Caveats and conflicts to navigate

Yet the study also highlights challenges as AI and biomarkers move closer to the clinic.

All of the data came from phase II and III drug trials, which typically exclude people with significant other illnesses and those with very advanced disability. Primary progressive MS—a form characterized by steady worsening from onset—was underrepresented. Experts say the subtypes will need to be tested in broader, real-world populations, including more diverse ethnic groups, before they can be widely applied.

The underlying imaging and clinical data are also proprietary to Merck, limiting independent replication. The study was funded by the company, and several co-authors are Merck employees. Others, including Eshaghi and co-authors Prof. Frederik Barkhof and Prof. Daniel C. Alexander, hold equity in Queen Square Analytics, which develops AI tools for analyzing brain scans and stands to gain commercially if such models become standard in trials or clinical practice.

The authors disclosed these relationships in the journal and said the funder had input on study design and data interpretation. There is no evidence the funding altered the results, but specialists say the commercial incentives underscore the need for transparent validation and regulatory oversight as decision-support tools emerge.

Even if the science holds up, many hospitals do not yet have the infrastructure to run complex AI models or access to standardized sNfL testing. While automated immunoassays for sNfL have recently entered the clinical market, there is not yet a universally accepted cut-off to define “high” levels, and results can be influenced by age and other conditions.

Advocates caution that advanced imaging and biomarker pipelines could deepen disparities if only well-resourced centers can use them to triage patients to high-cost therapies.

What comes next

For patients, the promise is earlier, more tailored information. A person newly diagnosed might one day be told not just that they have relapsing-remitting MS, but that their disease follows an early-sNfL pattern that typically demands swift, aggressive treatment—or a late-sNfL course that progresses more quietly and may call for different strategies.

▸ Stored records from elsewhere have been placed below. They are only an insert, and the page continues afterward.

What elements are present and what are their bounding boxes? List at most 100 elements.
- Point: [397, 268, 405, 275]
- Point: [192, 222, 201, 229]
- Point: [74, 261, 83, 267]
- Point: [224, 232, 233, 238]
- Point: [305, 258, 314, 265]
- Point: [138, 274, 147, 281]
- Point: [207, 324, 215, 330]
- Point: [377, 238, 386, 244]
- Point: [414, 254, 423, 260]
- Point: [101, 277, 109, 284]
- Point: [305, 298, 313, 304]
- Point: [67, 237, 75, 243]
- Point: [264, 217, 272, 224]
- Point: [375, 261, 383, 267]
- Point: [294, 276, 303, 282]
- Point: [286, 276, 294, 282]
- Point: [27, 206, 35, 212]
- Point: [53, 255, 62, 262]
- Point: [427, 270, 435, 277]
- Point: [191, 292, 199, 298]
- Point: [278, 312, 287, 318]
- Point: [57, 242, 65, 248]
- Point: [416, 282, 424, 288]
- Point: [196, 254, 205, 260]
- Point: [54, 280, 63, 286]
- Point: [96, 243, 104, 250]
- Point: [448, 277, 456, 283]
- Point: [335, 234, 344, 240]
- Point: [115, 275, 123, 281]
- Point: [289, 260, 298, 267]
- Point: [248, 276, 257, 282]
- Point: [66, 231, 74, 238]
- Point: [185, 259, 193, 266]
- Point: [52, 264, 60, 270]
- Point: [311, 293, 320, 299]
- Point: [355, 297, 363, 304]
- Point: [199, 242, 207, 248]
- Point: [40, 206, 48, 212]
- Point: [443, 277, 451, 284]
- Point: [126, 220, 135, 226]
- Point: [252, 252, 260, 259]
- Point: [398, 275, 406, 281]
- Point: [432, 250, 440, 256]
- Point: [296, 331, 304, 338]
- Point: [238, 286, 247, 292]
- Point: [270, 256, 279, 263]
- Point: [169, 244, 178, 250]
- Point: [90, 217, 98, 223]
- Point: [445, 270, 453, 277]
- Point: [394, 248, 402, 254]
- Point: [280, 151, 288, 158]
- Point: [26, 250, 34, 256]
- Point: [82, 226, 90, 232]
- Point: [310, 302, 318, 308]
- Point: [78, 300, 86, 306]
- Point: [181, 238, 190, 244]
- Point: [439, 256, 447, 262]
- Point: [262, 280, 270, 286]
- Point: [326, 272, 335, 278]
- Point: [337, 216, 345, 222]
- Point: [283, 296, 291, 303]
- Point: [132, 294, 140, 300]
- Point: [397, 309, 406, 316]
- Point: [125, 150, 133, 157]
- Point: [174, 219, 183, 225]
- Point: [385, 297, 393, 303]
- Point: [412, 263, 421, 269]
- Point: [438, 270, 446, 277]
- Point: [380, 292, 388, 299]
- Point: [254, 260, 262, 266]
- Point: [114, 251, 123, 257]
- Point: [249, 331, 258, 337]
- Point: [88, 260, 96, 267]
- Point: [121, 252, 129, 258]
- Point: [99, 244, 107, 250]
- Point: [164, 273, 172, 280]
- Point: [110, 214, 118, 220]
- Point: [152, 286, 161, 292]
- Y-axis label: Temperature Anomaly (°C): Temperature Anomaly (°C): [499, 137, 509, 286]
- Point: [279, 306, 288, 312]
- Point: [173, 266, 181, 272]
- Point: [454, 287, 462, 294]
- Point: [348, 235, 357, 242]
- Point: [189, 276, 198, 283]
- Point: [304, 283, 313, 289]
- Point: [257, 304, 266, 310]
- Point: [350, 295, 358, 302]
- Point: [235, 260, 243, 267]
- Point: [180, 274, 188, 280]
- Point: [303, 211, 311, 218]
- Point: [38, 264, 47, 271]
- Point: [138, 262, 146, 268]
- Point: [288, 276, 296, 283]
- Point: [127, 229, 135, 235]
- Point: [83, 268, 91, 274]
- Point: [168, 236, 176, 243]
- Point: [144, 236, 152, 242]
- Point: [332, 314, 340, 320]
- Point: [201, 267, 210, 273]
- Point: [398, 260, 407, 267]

For now, neurologists say, AI-derived subtypes are best viewed as an additional layer of evidence rather than a replacement for clinical judgment.

The new work suggests there is more than one way MS unfolds in the brain—and that those invisible pathways can be mapped. Whether those maps will change everyday care will depend on how quickly the models can be validated outside of drug trials, integrated into health systems and made available beyond the few centers at the forefront of precision neurology.